Martin Rejzek is among the researchers at the IAMP Safety-Critical Systems Research Lab who are working on how the STPA hazard analysis method can be applied. STPA, a promising method developed at the Massachusetts Institute of Technology, is being further developed and adapted to a wide range of applications worldwide. “Hazard analysis methods like STPA are based on a functional perspective, and that is crucial for today’s systems”, says Martin Rejzek. “Systems today carry out a great many functions, which are often implemented with software. This means that a simple way of thinking based on system failure doesn’t go very far, because software doesn’t just fail.” According to Rejzek, one advantage of the functional perspective is that the details of the system’s implementation are of secondary importance: “For example, in the analysis of a driver assistance system, it isn’t relevant what type of engine the car has been fitted with. This doesn’t make any difference with regard to the functions of the assistance system, so the STPA method can be used very early on in the development process.”

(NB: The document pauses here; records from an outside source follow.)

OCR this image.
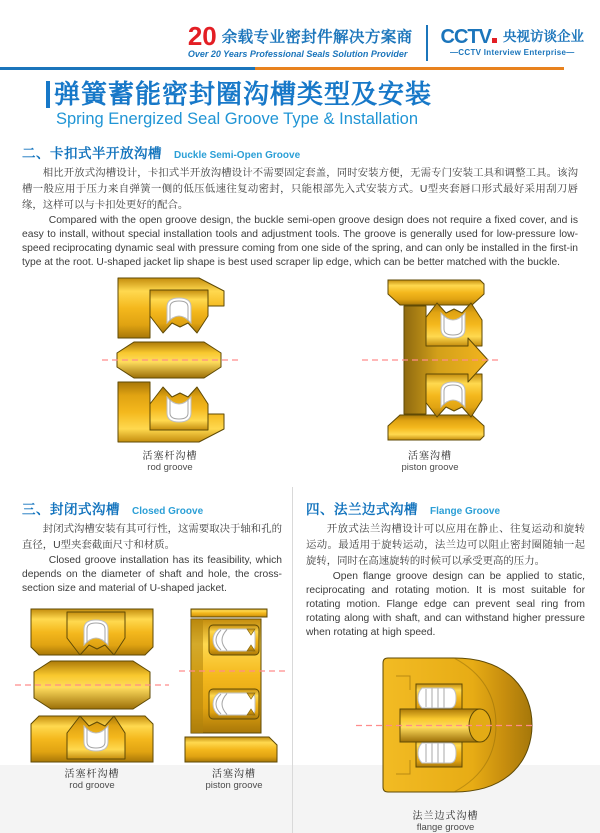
20 余载专业密封件解决方案商
Over 20 Years Professional Seals Solution Provider
CCTV 央视访谈企业
—CCTV Interview Enterprise—
弹簧蓄能密封圈沟槽类型及安装
Spring Energized Seal Groove Type & Installation
二、卡扣式半开放沟槽 Duckle Semi-Open Groove

相比开放式沟槽设计，卡扣式半开放沟槽设计不需要固定套盖，同时安装方便，无需专门安装工具和调整工具。该沟槽一般应用于压力来自弹簧一侧的低压低速往复动密封，只能根部先入式安装方式。U型夹套唇口形式最好采用刮刀唇缘，这样可以与卡扣处更好的配合。

Compared with the open groove design, the buckle semi-open groove design does not require a fixed cover, and is easy to install, without special installation tools and adjustment tools. The groove is generally used for low-pressure low-speed reciprocating dynamic seal with pressure coming from one side of the spring, and can only be installed in the first-in type at the root. U-shaped jacket lip shape is best used scraper lip edge, which can be better matched with the buckle.

活塞杆沟槽
rod groove
活塞沟槽
piston groove
三、封闭式沟槽 Closed Groove

封闭式沟槽安装有其可行性，这需要取决于轴和孔的直径，U型夹套截面尺寸和材质。

Closed groove installation has its feasibility, which depends on the diameter of shaft and hole, the cross-section size and material of U-shaped jacket.

活塞杆沟槽
rod groove
活塞沟槽
piston groove
四、法兰边式沟槽 Flange Groove

开放式法兰沟槽设计可以应用在静止、往复运动和旋转运动。最适用于旋转运动，法兰边可以阻止密封圈随轴一起旋转，同时在高速旋转的时候可以承受更高的压力。

Open flange groove design can be applied to static, reciprocating and rotating motion. It is most suitable for rotating motion. Flange edge can prevent seal ring from rotating along with shaft, and can withstand higher pressure when rotating at high speed.

法兰边式沟槽
flange groove
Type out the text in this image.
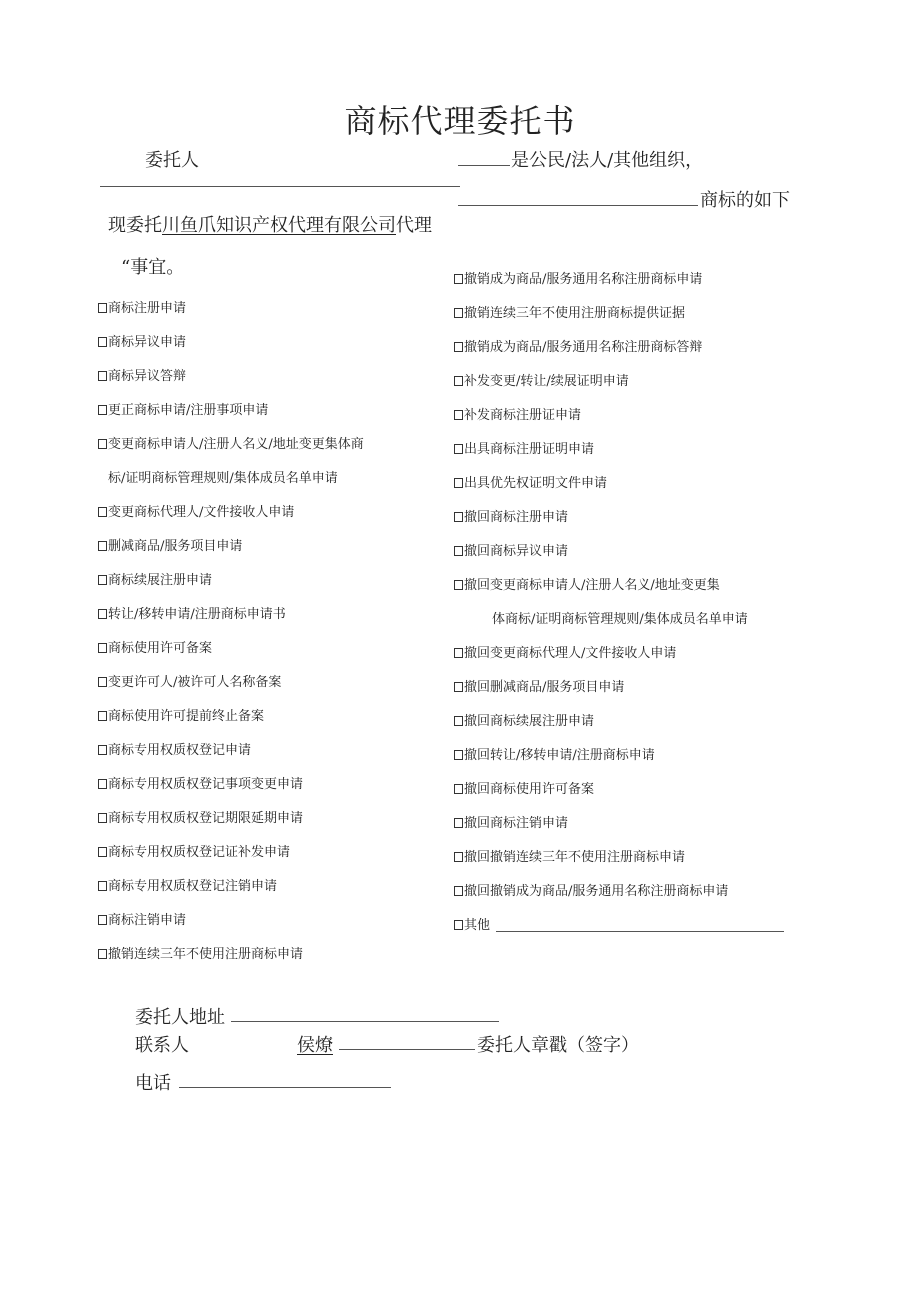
商标代理委托书
委托人	是公民/法人/其他组织，
商标的如下
现委托川鱼爪知识产权代理有限公司代理
“事宜。
商标注册申请
商标异议申请
商标异议答辩
更正商标申请/注册事项申请
变更商标申请人/注册人名义/地址变更集体商
标/证明商标管理规则/集体成员名单申请
变更商标代理人/文件接收人申请
删减商品/服务项目申请
商标续展注册申请
转让/移转申请/注册商标申请书
商标使用许可备案
变更许可人/被许可人名称备案
商标使用许可提前终止备案
商标专用权质权登记申请
商标专用权质权登记事项变更申请
商标专用权质权登记期限延期申请
商标专用权质权登记证补发申请
商标专用权质权登记注销申请
商标注销申请
撤销连续三年不使用注册商标申请
撤销成为商品/服务通用名称注册商标申请
撤销连续三年不使用注册商标提供证据
撤销成为商品/服务通用名称注册商标答辩
补发变更/转让/续展证明申请
补发商标注册证申请
出具商标注册证明申请
出具优先权证明文件申请
撤回商标注册申请
撤回商标异议申请
撤回变更商标申请人/注册人名义/地址变更集
体商标/证明商标管理规则/集体成员名单申请
撤回变更商标代理人/文件接收人申请
撤回删减商品/服务项目申请
撤回商标续展注册申请
撤回转让/移转申请/注册商标申请
撤回商标使用许可备案
撤回商标注销申请
撤回撤销连续三年不使用注册商标申请
撤回撤销成为商品/服务通用名称注册商标申请
其他
委托人地址
联系人	侯燎	委托人章戳（签字）
电话
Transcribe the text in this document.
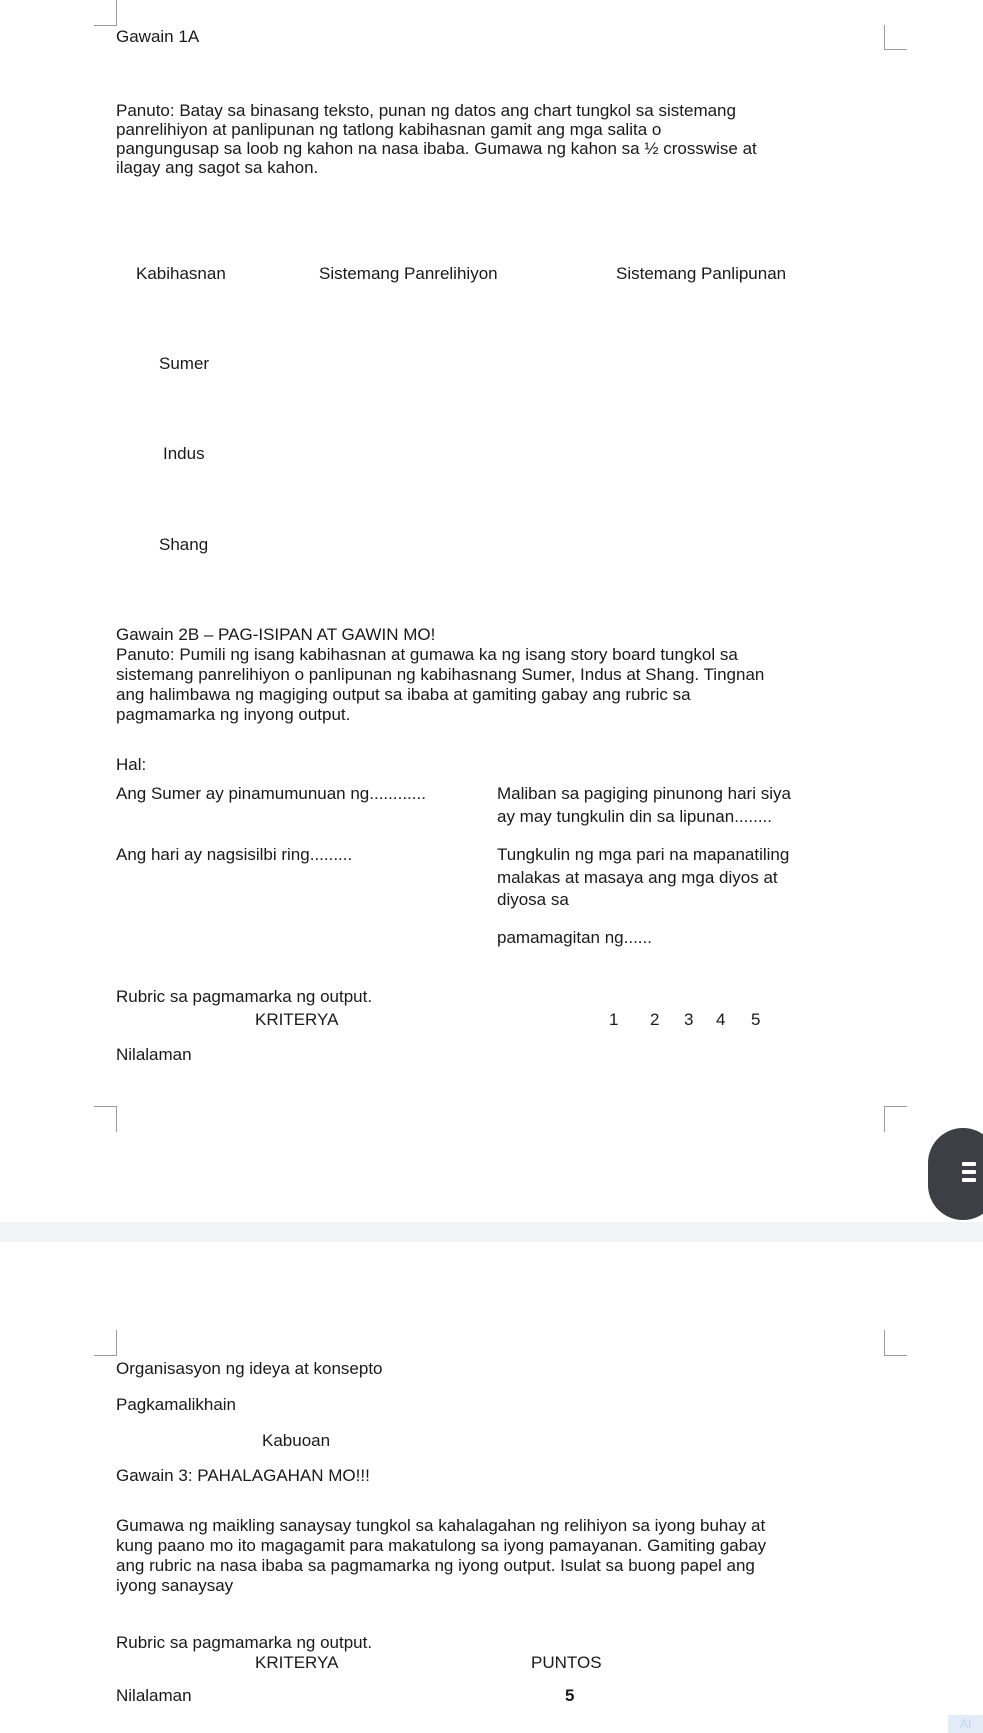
Gawain 1A
Panuto: Batay sa binasang teksto, punan ng datos ang chart tungkol sa sistemang
panrelihiyon at panlipunan ng tatlong kabihasnan gamit ang mga salita o
pangungusap sa loob ng kahon na nasa ibaba. Gumawa ng kahon sa ½ crosswise at
ilagay ang sagot sa kahon.
Kabihasnan	Sistemang Panrelihiyon	Sistemang Panlipunan
Sumer
Indus
Shang
Gawain 2B – PAG-ISIPAN AT GAWIN MO!
Panuto: Pumili ng isang kabihasnan at gumawa ka ng isang story board tungkol sa
sistemang panrelihiyon o panlipunan ng kabihasnang Sumer, Indus at Shang. Tingnan
ang halimbawa ng magiging output sa ibaba at gamiting gabay ang rubric sa
pagmamarka ng inyong output.
Hal:
Ang Sumer ay pinamumunuan ng............
Ang hari ay nagsisilbi ring.........
Maliban sa pagiging pinunong hari siya
ay may tungkulin din sa lipunan........
Tungkulin ng mga pari na mapanatiling
malakas at masaya ang mga diyos at
diyosa sa
pamamagitan ng......
Rubric sa pagmamarka ng output.
KRITERYA	1 2 3 4 5
Nilalaman
Organisasyon ng ideya at konsepto
Pagkamalikhain
Kabuoan
Gawain 3: PAHALAGAHAN MO!!!
Gumawa ng maikling sanaysay tungkol sa kahalagahan ng relihiyon sa iyong buhay at
kung paano mo ito magagamit para makatulong sa iyong pamayanan. Gamiting gabay
ang rubric na nasa ibaba sa pagmamarka ng iyong output. Isulat sa buong papel ang
iyong sanaysay
Rubric sa pagmamarka ng output.
KRITERYA	PUNTOS
Nilalaman	5
AI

The IAMP works mainly with STPA. The purpose of this method is to systematically identify hazards and then take measures that prevent these hazards from occurring in the first place. “STPA takes users through the analysis process without imposing too many restrictions”, says Martin Rejzek. “It goes top-down from the overall system to individual subsystems and functions.” In a project funded by the Federal Commission for Technology and Innovation (CTI), researchers at the IAMP, in collaboration with industry partner Curtiss-Wright Antriebstechnik, have examined how STPA can be used in the development of control systems for machines. “On the one hand, the method needs to be integrated in the regulatory process, as the producer has to meet many requirements”, says Martin Rejzek. “On the other hand, initial analyses should be carried out as early as possible in the development process so that hazards are identified well before the finished product stage.” Using a real product development process as a case study, the researchers have been able to show how STPA can be integrated in the development of control systems for machines. The Curtiss-Wright Antriebstechnik company can now use the method in future product development. 

Another research project, with industry partner F. Hoffmann-La Roche, shows that STPA can also be used beyond the product development phase. This ongoing project is investigating an organisational operating process, as Martin Rejzek explains: “Here we use STPA to analyse a part of the quality management system in order to show that suitable quality control is ensured.” These research projects at the IAMP demonstrate the diverse potential applications of STPA as a hazard analysis method.